Kekalahan tentara Portugis di Malaka oleh pasukan Belanda pada tahun 1641 membuat tradisi diatonik kerakyatan itu diteruskan oleh orang-orang Belanda pada abad ke-17 lewat agama Kristen dan mereka yang berada di sekitar perbentengan Belanda di IBT dan Jawa. Kekalahan orang-orang Portugis itu telah membawa konsekuensi lanjutan bagi para pemandu dan pembantu orang-orang Portugis dalam perdagangan mereka di Nusantara, karena mereka itu terdiri atas orang-orang pribumi dari Malabar, Bengalen (kini Bangladesh), dan sebagainya, yang telah menjadi orang-orang merdeka sebelum tahun 1641. Orang-orang ini yang sejak tahun 1641 telah menjadi tawanan orang-orang Belanda yang diasingkan ke Tugu, sebuah tempat di sebelah timur Tanjung Priok, Jakarta Utara.

Dalam pengasingan di “Penjara Alam” Tugu, mereka melahirkan suatu genre dalam tradisi musik di Nusantara, keroncong dengan instrumen musik: gitar, biola, bass, cello, seruling, ukulele, yang mampu menghasilkan bunyi: crong…crong…crong…, hingga permainan musik mereka itu disebut keroncong. Rasqueado dalam bahasa Spanyol sebagai sinonim dari istilah arpeggio dalam memainkan alat musik ukulele, merupakan salah satu bukti asal-usul keroncong itu sebelum ia menjadi sesuatu jenis musik di lingkungan musik tradisi dengan solmisasi waditra Barat yang banyak digemari oleh orang-orang di pulau Jawa pada masa sebelum Perang Dunia II. Lagu-lagu yang mereka ciptakan bersifat riang gembira seperti lagu Moresco dan Prounga. Lagu-lagu tersebut mengandung ciri-ciri Moor dan ketimuran, serta alat musik yang digunakan disebut ukulele. Itulah sebabnya rakyat Nusantara segera dapat menerima lagu-lagu irama tersebut, dan musik itu kemudian “dibumbui” oleh kata-kata bahasa Indonesia lalu dimainkan dengan instrument musik buatan sendiri.

Keroncong Tugu mengembangkan jenis musik keroncong sejak tahun 1661 sampai awal abad ke-19. Pada awalnya jenis musik keroncong ini dimainkan oleh 3-4 orang dengan gitar sambil menyanyikan lagu-lagu melankolis. Jenis gitar yang digunakan mula-mula ada 3 macam, yaitu gitar Frounga ukuran besar dengan 4 senar, gitar Monica ukuran sedang dengan 4 senar, dan gitar Jitera yang berukuran kecil dengan 5 senar. Kemudian dikembangkan serta ditambahkan dengan alat-alat musik lainnya seperti: seruling, rebana, mandolin, cello, dan gendang.

Keroncong Tugu mempergunakan 2 buah ukulele, masing-masing dengan kencrungan tunggal dan kencrungan ganda, di samping biola, cello, dan bass. Beberapa orkes keroncong asal kampung Tugu kemudian mengkombinasikannya dengan jenis musik setempat. Sajak-sajak Melayu dan lagu-lagu Belanda pun mulai menggunakan melodi keroncong. Orkes musik kesenian asli kampung Tugu mulai bermunculan. Salah satunya adalah orkes Keroncong Tugu di bawah pimpinan Fernando Quiko yang memiliki anggota sekitar 4-6 orang. Setiap dalam pentas pertunjukannya, para pemainnya selalu menggunakan syal yang dililitkan di leher masing-masing pemain.

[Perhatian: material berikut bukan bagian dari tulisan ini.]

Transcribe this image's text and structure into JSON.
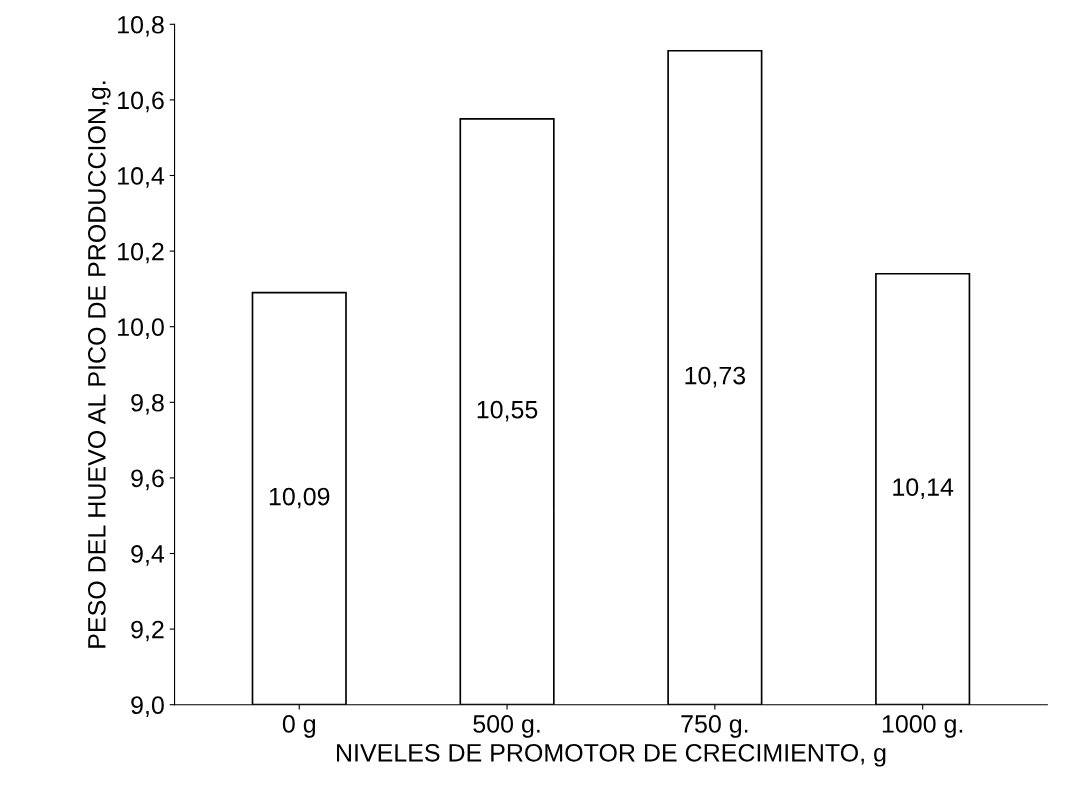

Musik Keroncong mulai diminati masyarakat, ketika kelompok Komedi Stambul di bawah pimpinan August Mahier dan Yap Goan Tay pentas di Surabaya dan beberapa kota di seluruh pulau Jawa pada tahun 1891. Salah seorang aktor Stambul yang terkenal yang sering membawakan lagu-lagu keroncong ialah F. Cramer yang kali pertama menyanyikan lagu Keroncong Moresco. Lagu ini berbahasa Portugis dan lagu-lagu lainnya yang tercipta kemudian antara lain: Prounga, Old Song, dan Craddle Song. Orang-orang di kampung Tugu tetap mempertahankan tradisi membuat sendiri alat musik keroncongnya.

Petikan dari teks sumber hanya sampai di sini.